Mobil Baekhyun berhenti didepan pintu gerbang rumah Chaesa. Dalam perjalanan tidak ada apapun yang dibicarakan. Baekhyun kembali menjadi sosok dingin, dan tidak peduli. Dia bahkan tidak peduli ketika Chaesa sudah sangat kedingingan namun tetap saja Baekhyun menyalakan AC.

Namun Chaesa juga tidak mau peduli. Dia masih terlampau kesal hanya untuk berbicara dengan Baekhyun. Bagaimana pun juga dia merasakan seperi robot yang dijual di toko. Dengan harga mahal Baekhyun membelinya dan membawa remot control. Pertama dia datang pada Chaesa dan memaksanya untuk jadi kekasihnya. Lalu sekarang dia memperkenalkan Chaesa pada kedua orang tua Baekhyun agar menjadikan mereka sepasang tunangan. Itu menyebalkan. Sungguh Chaesa seperti merasakan telah menjilat air liur nya sendiri.

Chaesa melepaskan selfbelt nya dengan sangat cepat. Dia tidak bisa berlama lama bersama Baekhyun. Bahkan untuk melihat bayangan nya pun Chaesa sudah sangat muak.

“Kau tidak perlu mengatakan soal pertunagan kita pada keluarga mu. Kedua orang tuaku yang akan menceritakan nya besok” ucap Baekhyun dingin. Sama sekali tidak menatap Chaesa. Kedua tangan nya memegang erat stir kemudi.

Chaesa menghela nafas pelan. Dia keluar dari mobil Baekhyun lalu kembali menutupnya dengan kasar. Dia bahkan tidak mengucapkan ‘selamat malam’ atau sekedar mengatakan ‘terima kasih’

Baekhyun tidak terlalu memperdulikan nya. Dia meraih ponselnya. Sebenarnya ada satu hal yang membuatnya sangat marah. Sebelum dia mengantar Chaesa dia menerima sebuah pesan gambar. Sebuah foto yang membuat Baekhyun ingin sekali memukul mobil sport nya ini menggunakan pemukul baseball.

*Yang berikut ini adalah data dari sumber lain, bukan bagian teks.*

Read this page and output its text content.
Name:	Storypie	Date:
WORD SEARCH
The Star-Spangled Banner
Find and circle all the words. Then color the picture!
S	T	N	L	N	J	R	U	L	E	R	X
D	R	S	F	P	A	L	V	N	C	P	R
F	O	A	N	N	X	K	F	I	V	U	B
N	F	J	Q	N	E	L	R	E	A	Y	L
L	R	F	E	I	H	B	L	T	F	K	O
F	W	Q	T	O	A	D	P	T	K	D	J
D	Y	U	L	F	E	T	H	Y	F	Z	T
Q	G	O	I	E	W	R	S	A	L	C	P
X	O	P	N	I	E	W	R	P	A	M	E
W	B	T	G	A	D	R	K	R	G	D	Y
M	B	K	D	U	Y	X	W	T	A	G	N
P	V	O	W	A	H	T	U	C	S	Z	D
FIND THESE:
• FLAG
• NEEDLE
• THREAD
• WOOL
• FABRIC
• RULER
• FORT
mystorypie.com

Ada seseorang yang mengirimi foto Jung Hyemi tengah berciuman dengan Kris. Sialan, Baekhyun merutuki dirinya sendiri. Kenapa dia harus merasa sangat kesal. Seharusnya dia biasa saja. Baekhyun memukul mukulkan kepalanya pada stir kemudi. Dia menarik nafas pelan lalu menghembuskan nya kasar. Tidak bisa terus seperti ini. Dia harus bertemu Kyungsoo. Dia pasti tahu apa yang harus Baekhyun lakukan.

***

Waktu telah menunjukkan pukul setengah dua belas malam. Rumah Kyungsoo terlihat sangat sepi. Kabar mengatakan kedua orang tuanya sedang ada urusan bisnis yang sangat penting, yang entah apa itu Baekhyun tidak tahu dan tidak mau tahu.

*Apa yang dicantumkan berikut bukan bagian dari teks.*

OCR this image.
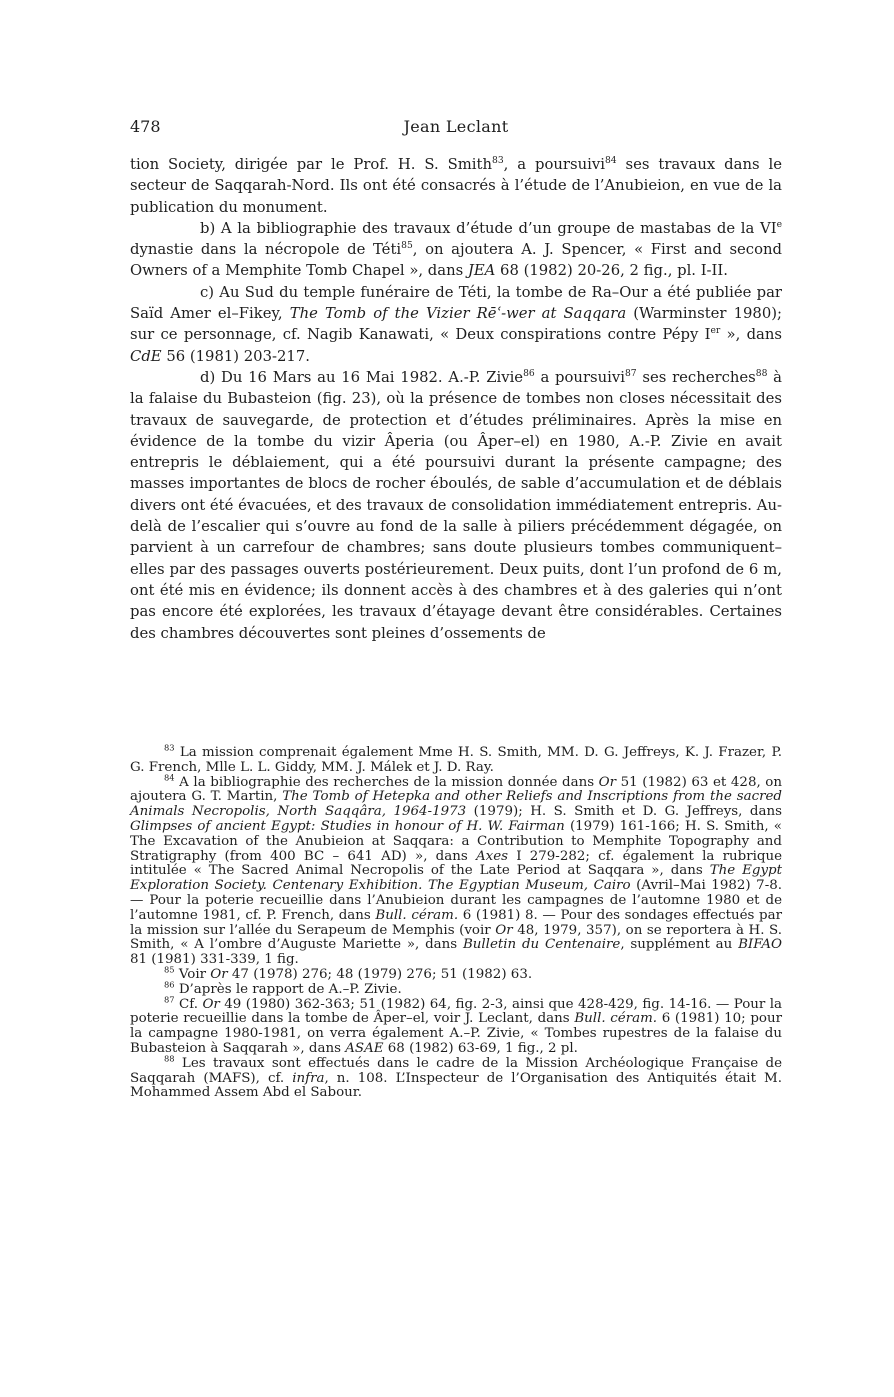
478	Jean Leclant

tion Society, dirigée par le Prof. H. S. Smith$^{83}$, a poursuivi$^{84}$ ses travaux dans le secteur de Saqqarah-Nord. Ils ont été consacrés à l’étude de l’Anubieion, en vue de la publication du monument.

b) A la bibliographie des travaux d’étude d’un groupe de mastabas de la VIe dynastie dans la nécropole de Téti$^{85}$, on ajoutera A. J. Spencer, « First and second Owners of a Memphite Tomb Chapel », dans JEA 68 (1982) 20-26, 2 fig., pl. I-II.

c) Au Sud du temple funéraire de Téti, la tombe de Ra–Our a été publiée par Saïd Amer el–Fikey, The Tomb of the Vizier Rēʿ-wer at Saqqara (Warminster 1980); sur ce personnage, cf. Nagib Kanawati, « Deux conspirations contre Pépy Ier », dans CdE 56 (1981) 203-217.

d) Du 16 Mars au 16 Mai 1982. A.-P. Zivie$^{86}$ a poursuivi$^{87}$ ses recherches$^{88}$ à la falaise du Bubasteion (fig. 23), où la présence de tombes non closes nécessitait des travaux de sauvegarde, de protection et d’études préliminaires. Après la mise en évidence de la tombe du vizir Âperia (ou Âper–el) en 1980, A.-P. Zivie en avait entrepris le déblaiement, qui a été poursuivi durant la présente campagne; des masses importantes de blocs de rocher éboulés, de sable d’accumulation et de déblais divers ont été évacuées, et des travaux de consolidation immédiatement entrepris. Au-delà de l’escalier qui s’ouvre au fond de la salle à piliers précédemment dégagée, on parvient à un carrefour de chambres; sans doute plusieurs tombes communiquent–elles par des passages ouverts postérieurement. Deux puits, dont l’un profond de 6 m, ont été mis en évidence; ils donnent accès à des chambres et à des galeries qui n’ont pas encore été explorées, les travaux d’étayage devant être considérables. Certaines des chambres découvertes sont pleines d’ossements de

$^{83}$ La mission comprenait également Mme H. S. Smith, MM. D. G. Jeffreys, K. J. Frazer, P. G. French, Mlle L. L. Giddy, MM. J. Málek et J. D. Ray.

$^{84}$ A la bibliographie des recherches de la mission donnée dans Or 51 (1982) 63 et 428, on ajoutera G. T. Martin, The Tomb of Hetepka and other Reliefs and Inscriptions from the sacred Animals Necropolis, North Saqqâra, 1964-1973 (1979); H. S. Smith et D. G. Jeffreys, dans Glimpses of ancient Egypt: Studies in honour of H. W. Fairman (1979) 161-166; H. S. Smith, « The Excavation of the Anubieion at Saqqara: a Contribution to Memphite Topography and Stratigraphy (from 400 BC – 641 AD) », dans Axes I 279-282; cf. également la rubrique intitulée « The Sacred Animal Necropolis of the Late Period at Saqqara », dans The Egypt Exploration Society. Centenary Exhibition. The Egyptian Museum, Cairo (Avril–Mai 1982) 7-8. — Pour la poterie recueillie dans l’Anubieion durant les campagnes de l’automne 1980 et de l’automne 1981, cf. P. French, dans Bull. céram. 6 (1981) 8. — Pour des sondages effectués par la mission sur l’allée du Serapeum de Memphis (voir Or 48, 1979, 357), on se reportera à H. S. Smith, « A l’ombre d’Auguste Mariette », dans Bulletin du Centenaire, supplément au BIFAO 81 (1981) 331-339, 1 fig.

$^{85}$ Voir Or 47 (1978) 276; 48 (1979) 276; 51 (1982) 63.

$^{86}$ D’après le rapport de A.–P. Zivie.

$^{87}$ Cf. Or 49 (1980) 362-363; 51 (1982) 64, fig. 2-3, ainsi que 428-429, fig. 14-16. — Pour la poterie recueillie dans la tombe de Âper–el, voir J. Leclant, dans Bull. céram. 6 (1981) 10; pour la campagne 1980-1981, on verra également A.–P. Zivie, « Tombes rupestres de la falaise du Bubasteion à Saqqarah », dans ASAE 68 (1982) 63-69, 1 fig., 2 pl.

$^{88}$ Les travaux sont effectués dans le cadre de la Mission Archéologique Française de Saqqarah (MAFS), cf. infra, n. 108. L’Inspecteur de l’Organisation des Antiquités était M. Mohammed Assem Abd el Sabour.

Baekhyun menjatuhkan tubuhnya dikasur bigsize milik Kyungsoo. Kyungsoo yang melihat itu hanya menghela nafas pelan. Mungkin dia tidak harus melanjutkan perusahaan milik ayah nya dan menjadi seorang psikolog. Setiap teman teman nya mendapat masalah mereka pasti akan datang kerumah Kyungsoo, jika tidak menginap mereka akan bermain game hingga pagi hari. Namun jika Kyungsoo mendapat masalah dia akan menguburnya baik baik dan akan menyelesaikan nya sendiri. Melihat kelakuan Kyungsoo Sehun malah dengan lancar mengatakan “Kyungsoo ya buat lah masalah. Selama ini kau yang selalu menjadi yang paling damai hidupnya”

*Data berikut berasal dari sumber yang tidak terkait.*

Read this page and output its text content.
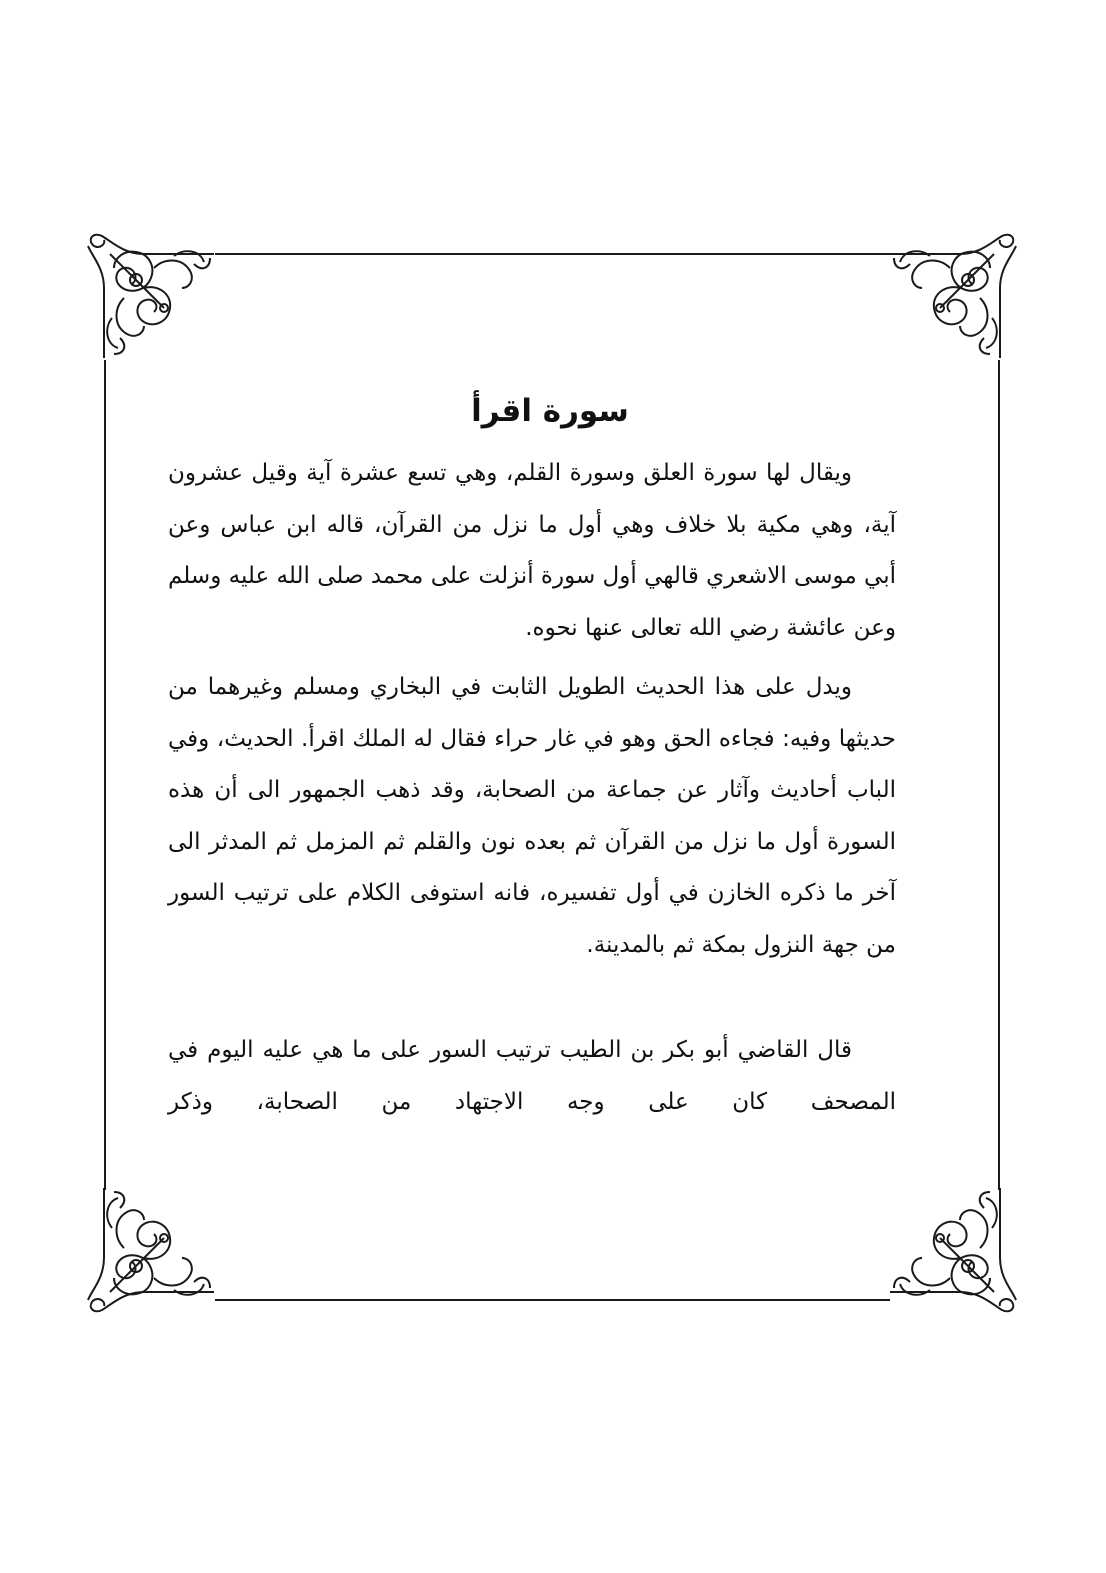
سورة اقرأ

ويقال لها سورة العلق وسورة القلم، وهي تسع عشرة آية وقيل عشرون آية، وهي مكية بلا خلاف وهي أول ما نزل من القرآن، قاله ابن عباس وعن أبي موسى الاشعري قالهي أول سورة أنزلت على محمد صلى الله عليه وسلم وعن عائشة رضي الله تعالى عنها نحوه.

ويدل على هذا الحديث الطويل الثابت في البخاري ومسلم وغيرهما من حديثها وفيه: فجاءه الحق وهو في غار حراء فقال له الملك اقرأ. الحديث، وفي الباب أحاديث وآثار عن جماعة من الصحابة، وقد ذهب الجمهور الى أن هذه السورة أول ما نزل من القرآن ثم بعده نون والقلم ثم المزمل ثم المدثر الى آخر ما ذكره الخازن في أول تفسيره، فانه استوفى الكلام على ترتيب السور من جهة النزول بمكة ثم بالمدينة.

قال القاضي أبو بكر بن الطيب ترتيب السور على ما هي عليه اليوم في المصحف كان على وجه الاجتهاد من الصحابة، وذكر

“Baiklah katakan apa yang tengah terjadi. Hyemi atau Chaesa?” tanya Kyungsoo to the point. Baekhyun yang mendengar itu langsung mendudukkan dirinya. Dia menatap Kyungsoo lesu.

“Aku tidak mengerti dengan diriku” ucap Baekhyun gusar. Kyungsoo yang mendengar itu mendelik sebal.

“Aku pun” jawab Kyungsoo ala kadarnya.

Baekhyun mendesal pelan. Dia mulai menceritakan pada Kyungsoo tentang yang terjadi pada dirinya. Tentang bagaimana Hyemi menantangnya. Mengakan jika dia tidak dapat melupakan Hyemi. Memang betul faktanya seperti itu, namun dia mengatakan nya dengan nada mengejek. Seolah Baekhyun akan selalu terikat pada Hyemi. Lalu entah kebetulan atau bagaimana ada sosok Hyemi disana. Bagaimanapun alasan yang diberikan Baekhyun pada Suho waktu itu, alasan kenapa dia memilih Chaesa itu memang benar adanya.

Tapi dia masih bingung. Sebenarnya dia itu membenci Hyemi. Tapi demi tuhan dia ingin membunuh pria manapun yang mendekatinya. Tapi dia juga merasa sangat kesal ketika Chanyeol dekat dengan Chaesa. Itulah mungkin penyebab Baekhyun meminta pada kedua orang tuanya agar mereka segera bertunangan, agar teman teman nya tahu, dan agar Chanyeol tahu bahwa Chaesa itu miliknya.

Kedua mata Kyungsoo membulat seketika mendengar penuturan Baekhyun “Jadi selama ini kau tidak pernah mencintai Chaesa dan menjadikannya alat untu pelampiasan?”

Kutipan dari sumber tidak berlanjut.